After winning in 1:53 and showing a strong effort when facing older horses in his last start of the season at Mohawk, most of the original partners were back in and connected with trainer Brett Pelling through co-owner David McDuffee to send the dual Pennsylvania and Kentucky Sire Stakes eligible stateside for his sophomore campaign.
Komodo Beach has added four wins and $92,165 to his resume this year for Ritchie, McDuffee and co-owners John Fodera and Steven Wienick.
The opportunity to race for six figures this weekend wouldn’t have been possible without Daer, and his assistant Danny LePage, who played an important role in Komodo Beach’s success early on.
“My brother-in-law took a horse that we all as a group thought may never race and he did a wonderful job,” noted Ritchie. “And by the fall of his two-year-old year, he had him winning in [1]:53 out at Mohawk, so I want to give him huge kudos for that.

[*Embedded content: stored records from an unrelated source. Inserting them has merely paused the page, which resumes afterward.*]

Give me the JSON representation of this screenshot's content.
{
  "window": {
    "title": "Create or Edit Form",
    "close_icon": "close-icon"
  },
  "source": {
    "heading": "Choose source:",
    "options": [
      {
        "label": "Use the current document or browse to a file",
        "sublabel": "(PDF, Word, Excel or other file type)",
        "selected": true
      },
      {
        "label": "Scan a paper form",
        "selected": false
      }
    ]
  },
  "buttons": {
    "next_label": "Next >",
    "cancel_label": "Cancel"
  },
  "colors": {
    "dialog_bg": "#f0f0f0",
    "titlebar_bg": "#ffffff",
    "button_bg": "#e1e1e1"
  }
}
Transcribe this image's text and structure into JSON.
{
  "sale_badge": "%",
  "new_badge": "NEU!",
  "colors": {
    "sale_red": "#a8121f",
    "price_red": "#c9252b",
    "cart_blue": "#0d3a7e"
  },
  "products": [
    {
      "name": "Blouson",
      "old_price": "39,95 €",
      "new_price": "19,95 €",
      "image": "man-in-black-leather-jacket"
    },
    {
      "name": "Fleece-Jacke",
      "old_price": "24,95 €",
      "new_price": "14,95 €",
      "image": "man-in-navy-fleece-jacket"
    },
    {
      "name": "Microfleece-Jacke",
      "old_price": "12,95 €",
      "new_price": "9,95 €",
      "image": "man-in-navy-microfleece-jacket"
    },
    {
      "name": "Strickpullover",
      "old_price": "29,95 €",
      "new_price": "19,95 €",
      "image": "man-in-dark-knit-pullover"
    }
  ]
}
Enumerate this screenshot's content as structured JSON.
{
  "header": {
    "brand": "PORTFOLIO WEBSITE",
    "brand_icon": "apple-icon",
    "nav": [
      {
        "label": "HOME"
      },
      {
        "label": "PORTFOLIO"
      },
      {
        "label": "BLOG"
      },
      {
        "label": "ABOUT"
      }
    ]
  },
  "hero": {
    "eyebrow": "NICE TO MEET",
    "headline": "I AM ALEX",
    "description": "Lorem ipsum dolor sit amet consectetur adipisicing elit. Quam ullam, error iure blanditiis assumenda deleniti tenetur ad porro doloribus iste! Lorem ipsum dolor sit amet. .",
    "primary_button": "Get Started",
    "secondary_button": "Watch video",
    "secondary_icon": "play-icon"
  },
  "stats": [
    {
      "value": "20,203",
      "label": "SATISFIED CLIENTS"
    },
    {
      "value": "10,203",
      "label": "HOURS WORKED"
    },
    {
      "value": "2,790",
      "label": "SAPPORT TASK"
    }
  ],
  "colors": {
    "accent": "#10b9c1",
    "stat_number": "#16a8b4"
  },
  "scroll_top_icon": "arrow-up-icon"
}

He deserves a lot of credit for the horse being where he is today for sure.”
Plans for Komodo Beach beyond Sunday have not been decided, but he remains eligible to a few events including the Liberty Bell (October 1) and Simpson (October 22), both at Harrah’s Philadelphia, the Matron (November 11) at Dover Downs, which is for the top eight money-winners this year, plus a pair of races for Kentucky-sired horses at Oak Grove in late October and early November.
As for Ritchie, he’s headed to Lexington and later Harrisburg in search of his next yearling prospect.